NL : J’avais remarqué leur présence dans les locaux du cégep et j’étais curieuse. Je regardais aussi les grands écrans tactiles utilisés aux nouvelles à la télévision et j’avais envie d’en avoir un dans ma classe. Puis un jour, lors d’un congrès de l’AEESICQ, des représentants de TNI ont fait des présentations de cette technologie. Des éditeurs nous ont aussi présenté en nouveauté les livres numériques de notre discipline. Je me suis dit « O-ho, O-ho », j’ai tout de suite pensé à l’interactivité dans ma classe. J’ai vu le potentiel qui s’appliquait à mes cours, à mes groupes et à mon horaire.
HD : Quels besoins ou quelles problématiques pédagogiques souhaitais-tu combler ou résoudre avec cet outil?
NL : Mon cours d’automne est très long (5 périodes, 4 heures et demie). J’avais besoin de varier mes stratégies et de trouver de nouveaux moyens pour les faire bouger. Sinon, deux blocs de cours magistral de 2h, les étudiants trouvent ça éternel, c’est trop long. Pour moi, c’est un outil qui sert à dynamiser ma classe, une autre stratégie pour maintenir l’attention.
HD : Est-ce que l’intégration du TNI dans tes cours s’est avérée concluante? Y vois-tu une réelle valeur ajoutée?
NL : Quand j’utilise le TNI avec mes étudiants, je vois qu’ils sont intéressés, qu’ils suivent davantage et que ça maintient leur attention. Au début, j’ai testé pour voir la différence. J’ai donné mon cours comme d’habitude sans TNI avec un groupe et avec TNI avec un autre groupe. Les étudiants sont beaucoup plus attentifs quand j’entrecoupe mon discours avec des périodes où je les invite à venir faire une activité au TNI.
[À titre d’exemple d’activité au TNI, visionnez cette capsule vidéo d’un groupe d’étudiantes de Nicole qui classent les éléments théoriques en lien avec les aspects légaux de la profession infirmière.]
Aussi, certaines manipulations se font plus facilement au TNI qu’avec la souris de l’ordinateur.

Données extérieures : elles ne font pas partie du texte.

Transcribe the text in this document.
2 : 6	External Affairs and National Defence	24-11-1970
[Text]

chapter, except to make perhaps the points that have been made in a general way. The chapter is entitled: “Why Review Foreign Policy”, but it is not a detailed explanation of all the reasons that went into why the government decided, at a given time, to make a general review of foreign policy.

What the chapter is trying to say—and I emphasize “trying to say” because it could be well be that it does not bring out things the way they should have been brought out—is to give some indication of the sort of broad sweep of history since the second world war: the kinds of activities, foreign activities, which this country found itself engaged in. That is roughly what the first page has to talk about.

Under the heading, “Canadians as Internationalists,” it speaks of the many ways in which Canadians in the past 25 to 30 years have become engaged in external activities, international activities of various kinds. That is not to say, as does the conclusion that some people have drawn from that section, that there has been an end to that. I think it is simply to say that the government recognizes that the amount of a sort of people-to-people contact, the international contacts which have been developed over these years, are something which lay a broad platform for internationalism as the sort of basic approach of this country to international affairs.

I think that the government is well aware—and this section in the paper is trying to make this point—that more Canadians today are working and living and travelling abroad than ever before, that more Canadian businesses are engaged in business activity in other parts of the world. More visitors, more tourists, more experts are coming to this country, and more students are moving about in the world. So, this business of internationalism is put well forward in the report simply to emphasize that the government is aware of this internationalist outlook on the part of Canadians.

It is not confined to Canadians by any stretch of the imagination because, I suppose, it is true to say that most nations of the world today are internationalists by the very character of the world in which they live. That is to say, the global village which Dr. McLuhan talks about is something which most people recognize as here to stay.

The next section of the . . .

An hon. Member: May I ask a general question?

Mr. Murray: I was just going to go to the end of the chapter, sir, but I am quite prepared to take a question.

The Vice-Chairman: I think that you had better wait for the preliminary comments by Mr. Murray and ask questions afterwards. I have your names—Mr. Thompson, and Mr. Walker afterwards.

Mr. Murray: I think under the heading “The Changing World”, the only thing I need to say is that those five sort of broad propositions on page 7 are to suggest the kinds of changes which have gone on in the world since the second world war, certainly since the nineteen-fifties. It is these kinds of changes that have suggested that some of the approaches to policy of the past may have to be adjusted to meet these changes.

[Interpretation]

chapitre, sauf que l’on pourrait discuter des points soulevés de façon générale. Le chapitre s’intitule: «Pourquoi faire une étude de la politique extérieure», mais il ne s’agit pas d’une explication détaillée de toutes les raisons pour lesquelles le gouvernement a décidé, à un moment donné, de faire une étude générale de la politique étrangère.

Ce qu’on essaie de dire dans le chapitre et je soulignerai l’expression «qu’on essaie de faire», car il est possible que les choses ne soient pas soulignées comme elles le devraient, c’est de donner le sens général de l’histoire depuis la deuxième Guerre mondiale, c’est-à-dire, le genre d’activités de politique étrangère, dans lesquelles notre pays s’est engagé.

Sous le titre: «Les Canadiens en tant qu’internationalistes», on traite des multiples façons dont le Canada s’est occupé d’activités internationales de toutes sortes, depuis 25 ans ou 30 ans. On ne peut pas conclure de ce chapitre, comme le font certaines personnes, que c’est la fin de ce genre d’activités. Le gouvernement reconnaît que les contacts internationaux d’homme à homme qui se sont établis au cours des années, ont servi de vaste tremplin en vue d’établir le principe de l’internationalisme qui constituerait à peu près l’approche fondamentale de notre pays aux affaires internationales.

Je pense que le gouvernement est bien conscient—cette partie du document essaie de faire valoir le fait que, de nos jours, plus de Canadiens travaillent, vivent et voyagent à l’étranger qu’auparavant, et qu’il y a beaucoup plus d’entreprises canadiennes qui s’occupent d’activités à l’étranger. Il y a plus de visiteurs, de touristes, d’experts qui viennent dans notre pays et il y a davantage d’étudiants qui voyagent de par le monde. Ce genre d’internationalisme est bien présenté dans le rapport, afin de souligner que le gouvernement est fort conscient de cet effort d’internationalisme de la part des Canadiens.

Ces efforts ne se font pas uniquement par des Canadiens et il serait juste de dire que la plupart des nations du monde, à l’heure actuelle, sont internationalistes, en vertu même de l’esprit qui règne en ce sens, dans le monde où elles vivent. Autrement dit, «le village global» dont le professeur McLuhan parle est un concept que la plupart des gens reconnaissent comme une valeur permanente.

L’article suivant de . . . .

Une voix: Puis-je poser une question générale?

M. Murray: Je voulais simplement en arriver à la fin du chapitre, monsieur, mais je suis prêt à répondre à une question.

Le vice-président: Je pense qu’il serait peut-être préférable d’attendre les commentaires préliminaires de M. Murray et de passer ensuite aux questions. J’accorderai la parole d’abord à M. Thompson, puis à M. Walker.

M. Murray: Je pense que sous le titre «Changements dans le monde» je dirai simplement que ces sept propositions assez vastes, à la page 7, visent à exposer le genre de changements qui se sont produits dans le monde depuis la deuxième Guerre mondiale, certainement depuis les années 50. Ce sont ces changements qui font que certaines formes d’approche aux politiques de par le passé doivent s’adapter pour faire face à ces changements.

Par exemple, quand on veut écrire à la main, dessiner, tracer et déplacer les objets ou placer des éléments avec précision. C’est aussi plus facile d’annoter et marquer nos livres électroniques pour surligner, encercler ou ajouter des notes. On a aussi plus d’options avec le TNI qu’avec le tableau blanc traditionnel avec des stylos-feutres, puisqu’on peut déplacer des éléments, utiliser un nombre infini de tableaux sans avoir à effacer, conserver facilement ce que nous avons réalisé ensemble et le réutiliser plus tard.
Je garde toujours mon TNI prêt à être utilisé en tout temps. Je veux pouvoir m’en servir dès qu’un besoin se fait sentir et c’est important pour moi que ma classe soit interactive. J’aime pouvoir passer rapidement d’un outil et d’une ressource à l’autre (documents, sites web, logiciels, tableau) et créer des activités sur le champ en fonction des questions des étudiants. Je leur envoie parfois le fruit de notre travail, qu’ils peuvent intégrer dans les notes qu’ils prennent en classe avec leur appareil personnel.
HD : Qu’est-ce que tes étudiants pensent de l’utilisation du TNI en classe?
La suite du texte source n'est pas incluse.